Faisant en quelque sorte suite à la Physiologie, les Petites Misères de la vie conjugale (articles publiés dans la Caricature en 1830, et dans la Caricature provisoire en 1839-1840 et esquisses publiées dans le collectif le Diable à Paris chez Hetzel en 1844, et dans la Presse en 1845, réunis en livraisons à Paris chez Chlendowski en 1845-1846) se présentent comme une succession d'anecdotes chargées d'illustrer les principes dégagés dans l'ouvrage précédent.

 

Petites Misères de la vie conjugale. Adolphe de Chodoreille, le mari, et Caroline, née Heurtant, la femme, ainsi que quelques comparses se retrouvent dans des saynètes interrompues par des réflexions. Aux tableaux humoristiques dépeignant les misères du mari répondent les lettres-confessions de Caroline et de plusieurs jeunes mariées détaillant leurs désillusions, que de petites scènes dramatisent plaisamment. La conclusion s'impose: «Il n'y a d'heureux que les ménages à quatre»; mais peut-on écrire l'histoire des mariages heureux?

 

Moins stimulantes que la Physiologie, les Petites Misères s'apparentent par le ton à un exercice de style. Il s'agit d'écrire un livre qui serait à la physiologie «ce que l'Histoire est à la Philosophie, ce qu'est le Fait à la Théorie». La drôlerie l'emporte: la misère conjugale n'est-elle pas le plus souvent «un bonheur pour quelqu'un»?

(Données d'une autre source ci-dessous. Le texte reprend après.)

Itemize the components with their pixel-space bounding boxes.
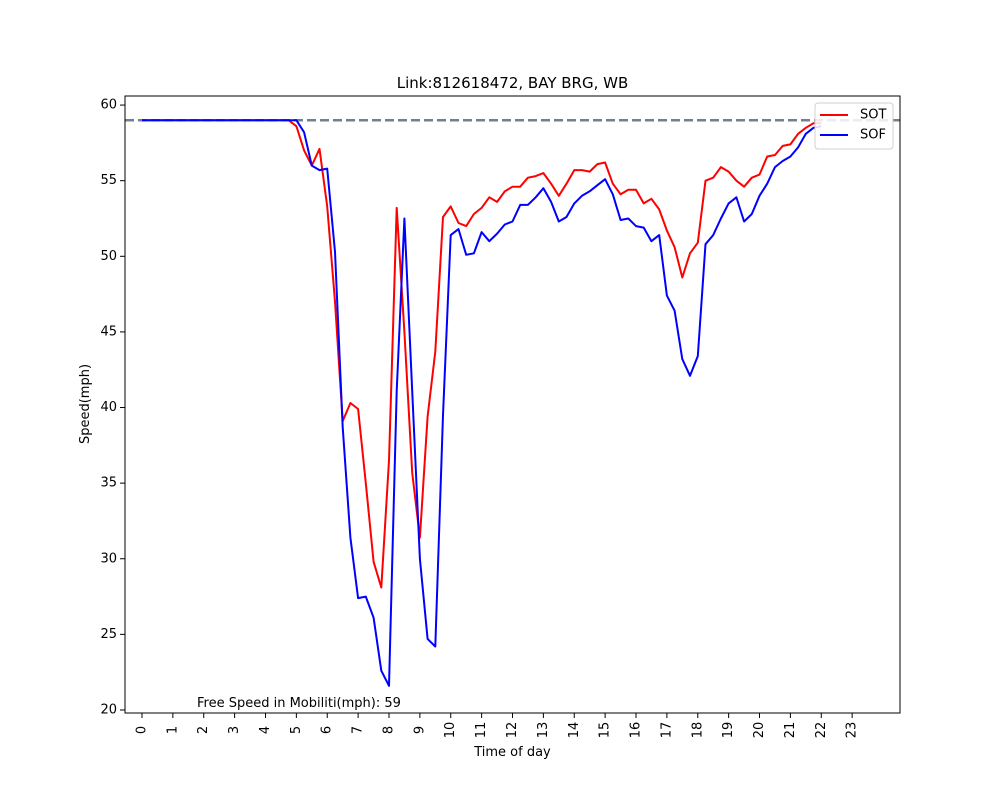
y-tick-label: 25 — [100, 627, 117, 642]
x-tick-label: 11 — [474, 722, 489, 739]
y-tick-label: 35 — [100, 476, 117, 491]
legend: SOT SOF — [814, 102, 894, 150]
legend-label-sof: SOF — [860, 128, 886, 143]
x-tick-label: 22 — [814, 722, 829, 739]
y-tick-label: 55 — [100, 173, 117, 188]
y-tick-label: 60 — [100, 98, 117, 113]
x-tick-label: 3 — [227, 726, 242, 734]
y-tick-label: 20 — [100, 702, 117, 717]
x-tick-label: 5 — [289, 726, 304, 734]
y-axis-label: Speed(mph) — [78, 364, 93, 444]
x-tick-label: 16 — [629, 722, 644, 739]
x-tick-label: 1 — [165, 726, 180, 734]
y-axis: 20 25 30 35 40 45 50 55 60 — [100, 98, 125, 717]
x-tick-label: 20 — [752, 722, 767, 739]
x-axis: 0 1 2 3 4 5 6 7 8 9 10 11 12 13 14 15 16 17 18 19 20 21 22 23 — [134, 713, 860, 739]
y-tick-label: 50 — [100, 249, 117, 264]
x-tick-label: 9 — [412, 726, 427, 734]
x-tick-label: 14 — [567, 722, 582, 739]
x-tick-label: 2 — [196, 726, 211, 734]
y-tick-label: 40 — [100, 400, 117, 415]
series-layer — [142, 119, 822, 687]
series-line-sot — [142, 119, 822, 589]
x-axis-label: Time of day — [473, 745, 551, 760]
x-tick-label: 23 — [845, 722, 860, 739]
x-tick-label: 4 — [258, 726, 273, 734]
x-tick-label: 8 — [381, 726, 396, 734]
chart-title: Link:812618472, BAY BRG, WB — [397, 74, 629, 92]
x-tick-label: 19 — [721, 722, 736, 739]
y-tick-label: 30 — [100, 551, 117, 566]
x-tick-label: 18 — [690, 722, 705, 739]
free-speed-annotation: Free Speed in Mobiliti(mph): 59 — [197, 696, 401, 711]
x-tick-label: 10 — [443, 722, 458, 739]
x-tick-label: 13 — [536, 722, 551, 739]
series-line-sof — [142, 119, 822, 687]
legend-label-sot: SOT — [860, 108, 886, 123]
x-tick-label: 12 — [505, 722, 520, 739]
x-tick-label: 7 — [351, 726, 366, 734]
plot-frame — [124, 95, 901, 714]
x-tick-label: 0 — [134, 726, 149, 734]
y-tick-label: 45 — [100, 324, 117, 339]
x-tick-label: 15 — [598, 722, 613, 739]
x-tick-label: 6 — [320, 726, 335, 734]
x-tick-label: 17 — [659, 722, 674, 739]
x-tick-label: 21 — [783, 722, 798, 739]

Si Balzac ne put mener à bien le projet des Études analytiques, il conçut celui d'une Pathologie de la vie sociale, dont nous ne disposons que de quatre fragments, qui auraient dû être modifiés ou amplifiés. L'idée centrale, toute moderne et marquée au coin d'une préoccupation scientifique, s'énonce ainsi: la collectivité et ses structures mentales laissent leur empreinte sur l'individu. Complétant les physiologies, l'étude pathologique entend aborder de façon cohérente tous les aspects de l'homme, depuis sa constitution jusqu'à ses fonctions. Avec cette ambition taxinomique, anthropologique et sociologique, analogue à celle de la Comédie humaine, contraste la manière journalistique due aux circonstances de publication des textes. «Des mots à la mode» (la Mode, mai 1830) se présente comme un préambule à une analyse de la langue telle que l'informe ou le déforme le social, et énumère quelques traits de langage contemporains produits par l'actualité ou le caprice. Le «Traité de la vie élégante» (la Mode, octobre-novembre 1830) décrit successivement la «vie occupée» et la «vie élégante», «l'art de dépenser ses revenus en homme d'esprit», avant d'énoncer une série de principes généraux devant gouverner cette «perfection de la vie extérieure et matérielle», pour finir par un code de la toilette. La «Théorie de la démarche» (l'Europe littéraire, août-septembre 1833) aborde la «science la plus neuve», et dresse le code de la démarche, puisque le «mouvement humain est comme le style du corps», mais aussi parce qu'il exprime un rapport au monde. Enfin, le «Traité des excitants modernes» (publié en 1838 à la suite d'une réimpression de la Physiologie du goût de Brillat-Savarin) traite de l'alcool, du café et du tabac. Liant leur usage à la dépense d'énergie, Balzac retrouve, sous une forme didactique, les questions développées ou dramatisées dans ses romans.